Take a cruise along the Bosphorus (left) for a different look at the city. There are cruises of several durations, with some of them stopping along the northern parts of the river. I took one that cost 10 TL; it was a shorter ride and a good option for those who may get seasick or simply bored.

Bite into a fish sandwich at Eminönü, on the waterfront by the ferry docks. Choose from one of several vendors here. Mind the bones though.

Shop till you get sick of it (if that's possible) at the Grand Bazaar. There are 3,000 shops lined along 61 covered streets. We went in thinking we'd hang around for 4 hours or so. We got out in less than one. The other bazaar to check out is Spice Bazaar near the Yeni Mosque where you'll find, well, spices, and lots of traditional Turkish sweets. Give yourself a sugar rush with pieces of baklava from one of the shops in the Spice Bazaar. For the best Turkish delights (or lokum), make a beeline for Hacı Bekir at Hamidiye Caddesi 83. These guys know their stuff -- they've been churning out the sweet goodies since the 19th century.
Some of the restaurants in the Sultanahmet area stage performances by Whirling Dervishes. Naturally, these are targeted at tourists. Walk around to pick one with the price that suits your pocket.
Check out Basilica Cistern (left) which is the largest of several hundred ancient cisterns that lie beneath the city. It's across the street from Hagia Sophia and the tram line.

Slip away from the main streets and wander around some of Istanbul's neighbourhoods, such as Cihangir. It has many narrow streets, a park and street cafes. The area is quite the fashionable spot for the creative types. Cihangir is located Taksim Square and Kabataş. 

Coffee and pieces of chocolate at Coffee To Go
 at the foot of Istiklal Caddesi

Princes' Islands: Set in the Marmara Sea off Istanbul's Asian shore. They are popular destinations for day trips from Istanbul. There is no traffic here, and you'll have to get around on horse carriages. Ferries leave from both the European and Asian sides of Istanbul.

Süleymaniye Mosque: the largest one in the city, it was closed for renovations at the time of my visit.

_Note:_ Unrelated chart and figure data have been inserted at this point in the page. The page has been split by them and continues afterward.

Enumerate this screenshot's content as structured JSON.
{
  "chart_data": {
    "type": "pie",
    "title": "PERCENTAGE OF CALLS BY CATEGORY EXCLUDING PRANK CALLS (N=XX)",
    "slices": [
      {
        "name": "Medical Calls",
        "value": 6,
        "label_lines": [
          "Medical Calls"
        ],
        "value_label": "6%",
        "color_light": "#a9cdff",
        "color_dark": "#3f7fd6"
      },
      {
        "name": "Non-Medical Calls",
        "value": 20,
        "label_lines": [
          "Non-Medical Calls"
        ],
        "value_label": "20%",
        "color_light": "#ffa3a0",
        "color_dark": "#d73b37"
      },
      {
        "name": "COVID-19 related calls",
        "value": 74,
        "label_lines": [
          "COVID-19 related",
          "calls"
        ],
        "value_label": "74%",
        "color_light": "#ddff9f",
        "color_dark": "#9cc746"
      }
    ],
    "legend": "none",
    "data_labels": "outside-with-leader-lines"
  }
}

Get a scrub in a hamam (Turkish bath). There is at least one in each neighbourhood. Sultanahmet has many historical hamams. Some are very extravagant and cater mainly to tourists.

Duration of my stay
8 days

Recommended
4-5 (if you want to get a decent feel of the city without having to linger for too long)

Currency
Turkish Lira though hotels (charge in and) accept Euros

Getting In
Several airlines fly into Istanbul including Qatar Airways, Emirates, Turkish Airlines, Thai Airways, Lufthansa and Air France.
Alternatively, you could take a train into Istanbul from cities such as Belgrade, Sofia and Bucharest.